French state advocate Bernard Grelon, for the State Judicial Agent, argued against Laurin at the Paris hearing in a tone that was, according to Fache at times “bordering on arrogance” that: “this is not the Dulcie September case, but a technical trial, which must examine whether the justice system made errors in dismissing the case in 1992.

“When we look at the file, and move away from fantasies, we can only confirm the judgment of the first instance,” which had dismissed the family’s request for a reinvestigation.

Laurin argued rather that: “we’re told it’s old, it’s time-barred, it’s inadmissible. But we refuse to allow Dulcie September to be subjected to a second death, this time through a judicial process.”
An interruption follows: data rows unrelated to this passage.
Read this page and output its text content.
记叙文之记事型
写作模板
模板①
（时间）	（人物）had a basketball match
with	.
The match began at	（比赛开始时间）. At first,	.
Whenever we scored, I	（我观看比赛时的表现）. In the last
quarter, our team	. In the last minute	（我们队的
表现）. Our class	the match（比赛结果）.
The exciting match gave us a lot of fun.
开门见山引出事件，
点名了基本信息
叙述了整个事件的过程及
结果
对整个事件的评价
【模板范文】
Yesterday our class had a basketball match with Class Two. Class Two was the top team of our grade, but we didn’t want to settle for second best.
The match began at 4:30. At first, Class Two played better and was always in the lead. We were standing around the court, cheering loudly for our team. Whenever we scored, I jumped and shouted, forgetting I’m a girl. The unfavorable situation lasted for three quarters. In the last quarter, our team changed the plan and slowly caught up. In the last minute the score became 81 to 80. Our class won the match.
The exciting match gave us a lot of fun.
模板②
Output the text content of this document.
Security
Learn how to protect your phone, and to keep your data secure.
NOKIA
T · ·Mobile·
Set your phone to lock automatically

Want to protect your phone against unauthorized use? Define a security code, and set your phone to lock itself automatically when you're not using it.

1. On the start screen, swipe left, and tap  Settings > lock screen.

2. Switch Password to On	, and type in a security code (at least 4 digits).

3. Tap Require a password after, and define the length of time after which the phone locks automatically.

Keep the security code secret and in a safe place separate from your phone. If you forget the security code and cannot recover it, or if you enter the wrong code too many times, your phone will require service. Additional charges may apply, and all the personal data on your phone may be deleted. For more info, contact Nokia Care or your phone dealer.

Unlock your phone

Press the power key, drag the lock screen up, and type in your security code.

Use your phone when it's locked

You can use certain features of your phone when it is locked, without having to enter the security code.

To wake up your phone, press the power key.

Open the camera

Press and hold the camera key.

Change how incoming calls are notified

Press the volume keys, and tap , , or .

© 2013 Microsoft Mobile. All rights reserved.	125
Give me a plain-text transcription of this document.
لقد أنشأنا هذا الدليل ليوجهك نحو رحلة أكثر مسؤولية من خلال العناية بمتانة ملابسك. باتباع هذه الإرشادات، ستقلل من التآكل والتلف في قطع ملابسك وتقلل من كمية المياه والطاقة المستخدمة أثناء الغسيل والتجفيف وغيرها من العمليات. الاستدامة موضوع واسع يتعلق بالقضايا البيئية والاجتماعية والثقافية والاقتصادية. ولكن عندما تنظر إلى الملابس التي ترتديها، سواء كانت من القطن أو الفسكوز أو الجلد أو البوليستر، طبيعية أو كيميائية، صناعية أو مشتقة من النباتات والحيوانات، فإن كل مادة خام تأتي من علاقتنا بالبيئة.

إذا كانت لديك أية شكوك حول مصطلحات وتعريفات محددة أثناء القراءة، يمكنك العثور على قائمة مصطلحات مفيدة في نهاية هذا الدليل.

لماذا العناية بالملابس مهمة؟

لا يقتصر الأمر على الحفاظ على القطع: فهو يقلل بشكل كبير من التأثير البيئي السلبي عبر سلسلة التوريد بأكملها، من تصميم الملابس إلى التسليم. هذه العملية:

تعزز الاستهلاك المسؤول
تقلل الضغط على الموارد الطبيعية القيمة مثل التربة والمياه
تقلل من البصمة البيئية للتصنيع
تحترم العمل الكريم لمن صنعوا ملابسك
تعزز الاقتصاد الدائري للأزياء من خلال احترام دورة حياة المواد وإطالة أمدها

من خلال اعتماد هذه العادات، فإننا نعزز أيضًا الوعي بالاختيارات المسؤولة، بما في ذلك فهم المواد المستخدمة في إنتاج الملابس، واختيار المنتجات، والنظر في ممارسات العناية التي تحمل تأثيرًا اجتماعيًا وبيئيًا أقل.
Jacqueline Derens told Fache: “The state continues to consider this murder a common crime. But Dulcie was not killed by a burglar or a jilted lover. She was killed because she opposed apartheid.”

Another of September’s nephews, Michael Arendse, told Business Day that despite the French Judicial Agent’s stance that the chance to reopen the case had expired, “we are adamant that someone has to be held responsible for her murder … It must be kept in mind that Dulcie approached the French police twice for protection, which they did not provide but should have in terms of French law.”

The Court of Appeal’s decision will be handed down on June 10, and Arendse said the family looked forward to the ruling.